While the hunt for her long-lost father takes them back through Abby’s childhood homes, they’re forced to question everything they’ve been taught and everyone they’ve ever trusted—including each other. After a desperate attempt to Heal Abby’s wound goes horribly awry, and with the demons they thought they’d lost hot on their heels, the star-crossed couple is forced to face some painful realities that will change life for everyone they know.

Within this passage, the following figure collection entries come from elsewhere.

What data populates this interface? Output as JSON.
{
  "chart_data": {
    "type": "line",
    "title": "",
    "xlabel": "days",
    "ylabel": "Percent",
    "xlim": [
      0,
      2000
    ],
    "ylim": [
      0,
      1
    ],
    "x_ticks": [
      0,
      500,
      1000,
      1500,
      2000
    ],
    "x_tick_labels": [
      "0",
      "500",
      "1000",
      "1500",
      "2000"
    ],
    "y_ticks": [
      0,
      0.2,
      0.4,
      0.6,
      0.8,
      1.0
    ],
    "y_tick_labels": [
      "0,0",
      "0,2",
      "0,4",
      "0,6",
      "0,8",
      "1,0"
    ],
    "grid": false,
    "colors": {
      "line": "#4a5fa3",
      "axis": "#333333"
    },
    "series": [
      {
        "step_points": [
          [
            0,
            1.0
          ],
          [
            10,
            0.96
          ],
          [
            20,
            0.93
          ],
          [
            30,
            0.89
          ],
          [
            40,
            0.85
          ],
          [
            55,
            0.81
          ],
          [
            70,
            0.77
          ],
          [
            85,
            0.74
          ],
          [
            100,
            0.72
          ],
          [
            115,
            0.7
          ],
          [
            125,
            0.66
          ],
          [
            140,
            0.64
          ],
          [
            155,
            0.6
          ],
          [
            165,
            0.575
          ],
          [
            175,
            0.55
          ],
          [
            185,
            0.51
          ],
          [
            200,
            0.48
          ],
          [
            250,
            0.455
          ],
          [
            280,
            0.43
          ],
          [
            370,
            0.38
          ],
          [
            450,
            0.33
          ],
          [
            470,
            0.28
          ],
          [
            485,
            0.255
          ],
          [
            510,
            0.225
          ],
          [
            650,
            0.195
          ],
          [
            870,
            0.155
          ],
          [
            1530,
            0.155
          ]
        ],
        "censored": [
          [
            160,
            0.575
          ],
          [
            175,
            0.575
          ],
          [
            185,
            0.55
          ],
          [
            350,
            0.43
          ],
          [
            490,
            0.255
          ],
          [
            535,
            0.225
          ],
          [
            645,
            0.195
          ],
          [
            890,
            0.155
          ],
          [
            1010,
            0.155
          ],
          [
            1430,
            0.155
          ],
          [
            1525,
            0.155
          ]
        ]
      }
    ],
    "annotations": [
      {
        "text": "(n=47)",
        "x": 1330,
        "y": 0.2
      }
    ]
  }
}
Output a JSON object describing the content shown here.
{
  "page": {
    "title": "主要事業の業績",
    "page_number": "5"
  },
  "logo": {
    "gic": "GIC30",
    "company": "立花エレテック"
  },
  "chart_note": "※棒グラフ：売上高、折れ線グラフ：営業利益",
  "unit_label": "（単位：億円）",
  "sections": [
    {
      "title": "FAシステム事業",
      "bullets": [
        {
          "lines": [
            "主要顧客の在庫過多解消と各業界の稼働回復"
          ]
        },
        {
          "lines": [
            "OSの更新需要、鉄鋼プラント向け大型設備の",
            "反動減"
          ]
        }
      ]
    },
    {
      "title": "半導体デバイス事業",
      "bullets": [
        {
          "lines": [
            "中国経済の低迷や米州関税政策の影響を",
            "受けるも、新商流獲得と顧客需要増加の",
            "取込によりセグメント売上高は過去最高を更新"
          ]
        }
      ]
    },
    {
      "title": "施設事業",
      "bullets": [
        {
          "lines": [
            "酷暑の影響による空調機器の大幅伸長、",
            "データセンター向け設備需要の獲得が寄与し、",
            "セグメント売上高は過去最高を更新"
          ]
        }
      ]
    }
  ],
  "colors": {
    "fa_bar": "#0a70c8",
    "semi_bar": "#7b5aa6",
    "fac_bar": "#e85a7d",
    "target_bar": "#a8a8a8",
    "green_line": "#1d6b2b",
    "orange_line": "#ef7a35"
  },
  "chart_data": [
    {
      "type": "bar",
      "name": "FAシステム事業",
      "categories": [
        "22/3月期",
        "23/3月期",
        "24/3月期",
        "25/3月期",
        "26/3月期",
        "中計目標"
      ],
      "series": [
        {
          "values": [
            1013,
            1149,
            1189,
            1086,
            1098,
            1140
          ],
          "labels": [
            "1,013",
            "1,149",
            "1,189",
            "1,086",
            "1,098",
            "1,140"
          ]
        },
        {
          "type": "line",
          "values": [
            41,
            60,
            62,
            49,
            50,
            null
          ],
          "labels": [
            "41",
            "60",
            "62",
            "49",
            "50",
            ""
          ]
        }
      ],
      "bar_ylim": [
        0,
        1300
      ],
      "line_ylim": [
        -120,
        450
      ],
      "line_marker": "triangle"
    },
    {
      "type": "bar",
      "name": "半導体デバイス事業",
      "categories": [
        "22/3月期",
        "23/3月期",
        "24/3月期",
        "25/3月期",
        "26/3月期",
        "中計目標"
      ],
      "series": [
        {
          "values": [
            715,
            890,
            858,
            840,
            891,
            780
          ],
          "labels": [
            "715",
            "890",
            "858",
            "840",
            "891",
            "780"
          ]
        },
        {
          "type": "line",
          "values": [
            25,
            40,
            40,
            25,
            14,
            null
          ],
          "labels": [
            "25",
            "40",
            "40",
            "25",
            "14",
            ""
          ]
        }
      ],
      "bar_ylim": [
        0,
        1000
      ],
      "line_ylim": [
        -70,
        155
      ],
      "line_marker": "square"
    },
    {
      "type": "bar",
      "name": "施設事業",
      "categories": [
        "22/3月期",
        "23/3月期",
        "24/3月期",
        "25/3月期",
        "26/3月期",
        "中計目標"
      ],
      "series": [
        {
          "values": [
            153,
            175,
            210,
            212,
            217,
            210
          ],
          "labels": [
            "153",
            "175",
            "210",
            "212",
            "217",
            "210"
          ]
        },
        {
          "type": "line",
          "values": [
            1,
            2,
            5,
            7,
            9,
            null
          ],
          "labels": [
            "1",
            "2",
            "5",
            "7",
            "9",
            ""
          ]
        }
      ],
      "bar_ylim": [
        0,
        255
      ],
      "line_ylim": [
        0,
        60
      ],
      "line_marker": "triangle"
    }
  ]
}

When Abby’s best friend is kidnapped by demons, Abby and Kye abandon their search and launch a rescue attempt that morphs into a battle, the outcome of which will determine if Abby and her friends have what it takes to rid the world of demons, or if the royal bloodline and the Gifted generation will be obliterated once and for all.




~ Amazon ~ Amazon UK


Snippet:

I close my eyes, too exhausted, too confused to seriously think about anything right now. And the truth is that more than anything else, I need to be held. Our lives have been turned upside down and inside out. We’ve left behind everything and everyone we’ve ever loved except each other—and we have no idea when we’ll see any of them again—if ever. He’s all I have, and I’m all he has. Regardless of past hurts and mistakes and issues, we’re going to have to learn how to let go and depend on each other, regardless of whether we want to be together the way I once thought we would.
              We’re going to have to figure out how to trust each other again.
              My lack of response has him sighing as he stands. “I’m going to take a shower. Do you need to get in the bathroom first?”
              “No, go ahead.” I don’t move except to turn my head and watch him go. Everything about him screams misery—frustration. I know the cure for his frustration could probably come from me. But I don’t know how to give it to him. Not in my current state of mind.
              When he comes out twenty minutes later with wet hair, wearing his flannel pajama bottoms and a T-shirt, I’m still lying in the same spot. He pauses next to me, a bemused expression lighting his eyes. “It’s all yours. If you want it.”
              Sighing wearily, I stand, expecting him to move, but he doesn’t, and his position leaves us close. “Abby,” he murmurs. “Talk to me. Tell me what you’re thinking. Please.”
              I shake my head, not because I don’t want to talk to him—I know, know, I need to. But I’m exhausted, and overwhelmed, and my brain is so full, I don’t even know where to start. His palm cups my cheek, and I lean into it, eyes closed. His relief is nearly palpable as we stand there, close enough to touch, and yet miles apart, because the contact of his skin on mine—even palm to cheek—still makes me quiver, heats my blood. And Kye feels it.

              Eventually, I cover his hand with mine and hold onto it as I step around him, keeping our fingers connected until I step into the already steamy bathroom and close the door.